Webfonts, asset hosts and Firefox

Written by mitro on November 24th 2011

CSS3 made it not only possible but also quite easy to use custom fonts for your websites - this is good.

Asset hosts (faked or real ones) can improve your website's loading time by distributing requests to several different servers - also a good thing.

However, if you use webfonts and serve your font files from asset hosts you will notice that Firefox does not render them. Or worse, it sometimes renders them.

What is happening here is actually a security enhancement in its full glory.
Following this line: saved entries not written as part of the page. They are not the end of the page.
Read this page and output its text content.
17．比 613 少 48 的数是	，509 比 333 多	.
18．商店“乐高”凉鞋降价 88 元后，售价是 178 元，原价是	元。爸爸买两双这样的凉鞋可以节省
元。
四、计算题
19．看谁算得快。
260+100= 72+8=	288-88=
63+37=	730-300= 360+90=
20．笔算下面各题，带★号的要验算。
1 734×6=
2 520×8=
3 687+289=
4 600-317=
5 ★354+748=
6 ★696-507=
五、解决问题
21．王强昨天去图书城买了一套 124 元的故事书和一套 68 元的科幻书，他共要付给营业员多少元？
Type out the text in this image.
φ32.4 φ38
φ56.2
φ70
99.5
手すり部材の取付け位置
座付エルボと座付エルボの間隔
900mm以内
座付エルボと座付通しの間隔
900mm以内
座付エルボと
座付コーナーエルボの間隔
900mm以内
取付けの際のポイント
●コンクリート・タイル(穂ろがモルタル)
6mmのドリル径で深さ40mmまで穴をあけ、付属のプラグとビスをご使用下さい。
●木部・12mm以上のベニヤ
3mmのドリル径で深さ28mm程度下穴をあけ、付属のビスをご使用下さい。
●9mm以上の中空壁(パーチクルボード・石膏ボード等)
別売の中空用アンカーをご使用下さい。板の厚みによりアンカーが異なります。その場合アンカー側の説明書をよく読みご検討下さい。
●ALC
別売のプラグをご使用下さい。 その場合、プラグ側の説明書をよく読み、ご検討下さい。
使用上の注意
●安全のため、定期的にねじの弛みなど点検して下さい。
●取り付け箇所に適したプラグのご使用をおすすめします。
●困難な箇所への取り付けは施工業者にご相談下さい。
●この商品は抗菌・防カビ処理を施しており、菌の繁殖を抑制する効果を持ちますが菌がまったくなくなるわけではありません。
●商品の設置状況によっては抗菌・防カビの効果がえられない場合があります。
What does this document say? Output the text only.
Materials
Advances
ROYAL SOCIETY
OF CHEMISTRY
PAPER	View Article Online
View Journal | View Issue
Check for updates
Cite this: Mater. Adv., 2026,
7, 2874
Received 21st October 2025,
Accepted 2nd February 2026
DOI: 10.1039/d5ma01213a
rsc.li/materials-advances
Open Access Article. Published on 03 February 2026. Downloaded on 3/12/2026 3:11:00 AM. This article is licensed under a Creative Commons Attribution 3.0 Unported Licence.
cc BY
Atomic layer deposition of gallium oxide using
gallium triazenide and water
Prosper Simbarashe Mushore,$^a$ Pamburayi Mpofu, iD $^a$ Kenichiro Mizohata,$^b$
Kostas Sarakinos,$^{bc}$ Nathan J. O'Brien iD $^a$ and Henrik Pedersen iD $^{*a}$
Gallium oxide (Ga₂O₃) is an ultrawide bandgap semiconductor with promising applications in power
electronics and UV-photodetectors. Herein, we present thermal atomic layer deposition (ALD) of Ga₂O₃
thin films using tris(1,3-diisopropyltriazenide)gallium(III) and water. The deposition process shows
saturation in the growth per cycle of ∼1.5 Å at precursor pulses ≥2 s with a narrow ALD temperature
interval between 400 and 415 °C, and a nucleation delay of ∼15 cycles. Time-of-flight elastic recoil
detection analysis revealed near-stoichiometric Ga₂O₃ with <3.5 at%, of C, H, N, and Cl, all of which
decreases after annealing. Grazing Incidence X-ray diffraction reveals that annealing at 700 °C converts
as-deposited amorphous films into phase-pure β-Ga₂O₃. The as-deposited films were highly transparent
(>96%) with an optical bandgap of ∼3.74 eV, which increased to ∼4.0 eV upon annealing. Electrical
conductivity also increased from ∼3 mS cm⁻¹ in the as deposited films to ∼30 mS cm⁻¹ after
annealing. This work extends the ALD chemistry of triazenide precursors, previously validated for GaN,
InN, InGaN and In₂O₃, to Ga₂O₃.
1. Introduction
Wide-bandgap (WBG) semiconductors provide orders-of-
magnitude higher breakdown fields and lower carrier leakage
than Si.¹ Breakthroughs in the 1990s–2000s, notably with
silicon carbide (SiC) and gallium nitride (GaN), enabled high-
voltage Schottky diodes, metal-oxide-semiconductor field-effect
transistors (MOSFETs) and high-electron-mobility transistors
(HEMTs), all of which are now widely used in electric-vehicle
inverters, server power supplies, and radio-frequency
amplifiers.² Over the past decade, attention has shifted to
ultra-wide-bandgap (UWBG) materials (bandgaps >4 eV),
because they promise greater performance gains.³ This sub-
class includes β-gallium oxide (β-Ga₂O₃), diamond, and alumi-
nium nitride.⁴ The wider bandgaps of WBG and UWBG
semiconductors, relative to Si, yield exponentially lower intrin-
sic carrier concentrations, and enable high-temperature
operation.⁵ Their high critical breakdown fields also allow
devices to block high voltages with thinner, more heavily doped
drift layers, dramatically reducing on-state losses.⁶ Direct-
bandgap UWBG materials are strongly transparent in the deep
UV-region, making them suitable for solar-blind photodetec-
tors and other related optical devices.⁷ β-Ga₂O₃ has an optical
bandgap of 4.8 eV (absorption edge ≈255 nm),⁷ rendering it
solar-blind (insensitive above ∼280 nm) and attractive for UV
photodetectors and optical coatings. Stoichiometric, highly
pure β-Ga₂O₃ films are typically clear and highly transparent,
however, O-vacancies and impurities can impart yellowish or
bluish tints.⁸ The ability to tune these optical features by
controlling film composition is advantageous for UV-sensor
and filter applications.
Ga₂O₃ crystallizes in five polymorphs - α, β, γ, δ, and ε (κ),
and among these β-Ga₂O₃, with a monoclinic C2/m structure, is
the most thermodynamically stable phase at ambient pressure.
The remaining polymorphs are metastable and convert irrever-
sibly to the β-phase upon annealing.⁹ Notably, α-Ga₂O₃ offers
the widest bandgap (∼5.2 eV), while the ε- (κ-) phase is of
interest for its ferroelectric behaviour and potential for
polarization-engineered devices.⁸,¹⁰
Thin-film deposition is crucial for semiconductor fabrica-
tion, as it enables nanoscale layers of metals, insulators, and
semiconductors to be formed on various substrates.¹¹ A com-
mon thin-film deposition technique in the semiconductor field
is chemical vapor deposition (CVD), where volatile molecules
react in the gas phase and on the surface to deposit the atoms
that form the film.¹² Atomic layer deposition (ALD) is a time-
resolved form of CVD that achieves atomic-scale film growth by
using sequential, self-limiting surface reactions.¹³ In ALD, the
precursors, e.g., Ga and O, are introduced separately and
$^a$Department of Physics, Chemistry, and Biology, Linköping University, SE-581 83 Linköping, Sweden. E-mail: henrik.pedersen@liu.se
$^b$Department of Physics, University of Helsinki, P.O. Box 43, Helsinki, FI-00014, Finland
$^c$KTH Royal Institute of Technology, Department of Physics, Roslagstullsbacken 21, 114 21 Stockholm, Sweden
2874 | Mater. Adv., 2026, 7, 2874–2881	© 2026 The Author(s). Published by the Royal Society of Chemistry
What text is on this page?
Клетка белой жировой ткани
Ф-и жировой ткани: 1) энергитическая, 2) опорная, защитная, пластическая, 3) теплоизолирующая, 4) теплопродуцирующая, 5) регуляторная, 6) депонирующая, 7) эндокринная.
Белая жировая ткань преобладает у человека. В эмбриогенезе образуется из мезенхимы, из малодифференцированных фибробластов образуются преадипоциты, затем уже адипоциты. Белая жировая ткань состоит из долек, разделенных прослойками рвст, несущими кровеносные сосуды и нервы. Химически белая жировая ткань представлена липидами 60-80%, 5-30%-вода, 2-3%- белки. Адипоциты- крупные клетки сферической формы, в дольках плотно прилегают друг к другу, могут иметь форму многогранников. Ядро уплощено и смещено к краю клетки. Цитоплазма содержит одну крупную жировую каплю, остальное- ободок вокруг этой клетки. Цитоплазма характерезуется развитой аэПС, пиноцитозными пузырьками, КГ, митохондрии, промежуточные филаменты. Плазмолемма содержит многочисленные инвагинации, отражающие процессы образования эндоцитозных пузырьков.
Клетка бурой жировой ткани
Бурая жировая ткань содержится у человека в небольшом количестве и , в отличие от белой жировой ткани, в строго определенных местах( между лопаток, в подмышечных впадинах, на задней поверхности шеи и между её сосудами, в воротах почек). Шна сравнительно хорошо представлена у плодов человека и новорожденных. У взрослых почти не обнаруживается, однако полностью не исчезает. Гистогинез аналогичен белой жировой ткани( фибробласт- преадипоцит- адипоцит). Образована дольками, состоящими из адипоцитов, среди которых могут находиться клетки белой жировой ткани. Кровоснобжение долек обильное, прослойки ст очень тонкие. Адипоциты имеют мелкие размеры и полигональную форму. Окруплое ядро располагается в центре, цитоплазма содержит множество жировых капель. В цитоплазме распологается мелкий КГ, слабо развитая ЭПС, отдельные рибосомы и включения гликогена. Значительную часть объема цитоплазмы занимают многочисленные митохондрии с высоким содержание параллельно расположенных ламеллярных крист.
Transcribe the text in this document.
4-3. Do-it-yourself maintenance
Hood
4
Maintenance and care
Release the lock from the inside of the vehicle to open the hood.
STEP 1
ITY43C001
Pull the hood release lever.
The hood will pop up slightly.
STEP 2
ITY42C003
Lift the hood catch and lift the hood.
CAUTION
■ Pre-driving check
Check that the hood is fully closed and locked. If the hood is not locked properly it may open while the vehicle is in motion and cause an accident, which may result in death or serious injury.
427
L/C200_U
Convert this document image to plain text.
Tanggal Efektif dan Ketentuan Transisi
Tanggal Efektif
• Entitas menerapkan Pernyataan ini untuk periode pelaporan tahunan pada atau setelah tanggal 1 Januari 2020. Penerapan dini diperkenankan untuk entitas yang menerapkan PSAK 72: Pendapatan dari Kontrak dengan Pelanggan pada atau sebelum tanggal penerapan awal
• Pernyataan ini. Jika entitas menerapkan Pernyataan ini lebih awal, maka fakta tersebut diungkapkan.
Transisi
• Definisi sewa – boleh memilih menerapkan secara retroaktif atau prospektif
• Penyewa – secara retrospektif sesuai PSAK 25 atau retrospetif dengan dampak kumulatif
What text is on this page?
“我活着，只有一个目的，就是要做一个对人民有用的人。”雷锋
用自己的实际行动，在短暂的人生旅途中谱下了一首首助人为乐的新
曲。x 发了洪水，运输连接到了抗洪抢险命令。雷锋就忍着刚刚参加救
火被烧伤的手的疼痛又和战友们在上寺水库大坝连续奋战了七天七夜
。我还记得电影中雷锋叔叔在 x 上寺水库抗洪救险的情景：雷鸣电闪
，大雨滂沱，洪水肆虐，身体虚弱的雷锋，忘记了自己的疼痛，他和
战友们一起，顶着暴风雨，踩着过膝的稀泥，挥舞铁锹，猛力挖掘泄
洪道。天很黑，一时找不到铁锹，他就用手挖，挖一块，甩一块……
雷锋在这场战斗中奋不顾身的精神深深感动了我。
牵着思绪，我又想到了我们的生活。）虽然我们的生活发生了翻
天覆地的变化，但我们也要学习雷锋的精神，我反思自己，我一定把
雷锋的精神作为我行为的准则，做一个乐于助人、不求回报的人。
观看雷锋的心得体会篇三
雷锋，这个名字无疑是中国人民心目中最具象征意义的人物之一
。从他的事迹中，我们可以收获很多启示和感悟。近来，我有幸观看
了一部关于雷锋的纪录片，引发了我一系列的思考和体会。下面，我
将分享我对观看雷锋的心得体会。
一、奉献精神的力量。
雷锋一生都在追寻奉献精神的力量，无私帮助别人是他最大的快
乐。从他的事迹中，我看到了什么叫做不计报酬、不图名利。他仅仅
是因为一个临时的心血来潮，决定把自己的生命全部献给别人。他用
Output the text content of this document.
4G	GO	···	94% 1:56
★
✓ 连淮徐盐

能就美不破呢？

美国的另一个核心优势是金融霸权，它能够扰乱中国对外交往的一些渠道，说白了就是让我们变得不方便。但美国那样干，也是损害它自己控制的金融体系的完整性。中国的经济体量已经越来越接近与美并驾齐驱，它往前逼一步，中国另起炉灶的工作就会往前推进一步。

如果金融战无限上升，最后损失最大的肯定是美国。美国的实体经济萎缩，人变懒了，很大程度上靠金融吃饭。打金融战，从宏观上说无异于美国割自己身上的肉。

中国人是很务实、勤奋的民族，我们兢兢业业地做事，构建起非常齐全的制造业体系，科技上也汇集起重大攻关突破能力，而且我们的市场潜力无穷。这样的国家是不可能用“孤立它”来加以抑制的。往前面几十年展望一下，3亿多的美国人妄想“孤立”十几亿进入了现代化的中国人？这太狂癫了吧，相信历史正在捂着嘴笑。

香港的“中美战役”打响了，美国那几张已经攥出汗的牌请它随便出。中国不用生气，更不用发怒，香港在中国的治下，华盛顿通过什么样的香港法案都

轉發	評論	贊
Firefox prevents downloading of assets from domains that differ from the domain the original request came from to protect you from someone hotlinking your fonts and stealing your bandwidth.

So in order to make things work you have to explicitly allow cross-site HTTP requests by sending the "Access-Control-Allow-Origin"-header along with the response.

This header takes one parameter which can be either a domain name or "*" to allow requests from every domain - unfortunately you cannot provide a list of domains (actually you can but this requires cheating on the server side and is beyond the scope of this post).

nginx admins will have to add something along these lines to their configuration:

location ~ \.(otf|ttf)$ {
  add_header Access-Control-Allow-Origin *;
}

Apache users might use this snippet:

<FilesMatch "\.(ttf|otf)$">
  Header set Access-Control-Allow-Origin "*"
</FilesMatch>

For further reading please refer to HTTP access control on the Mozilla Developer Network.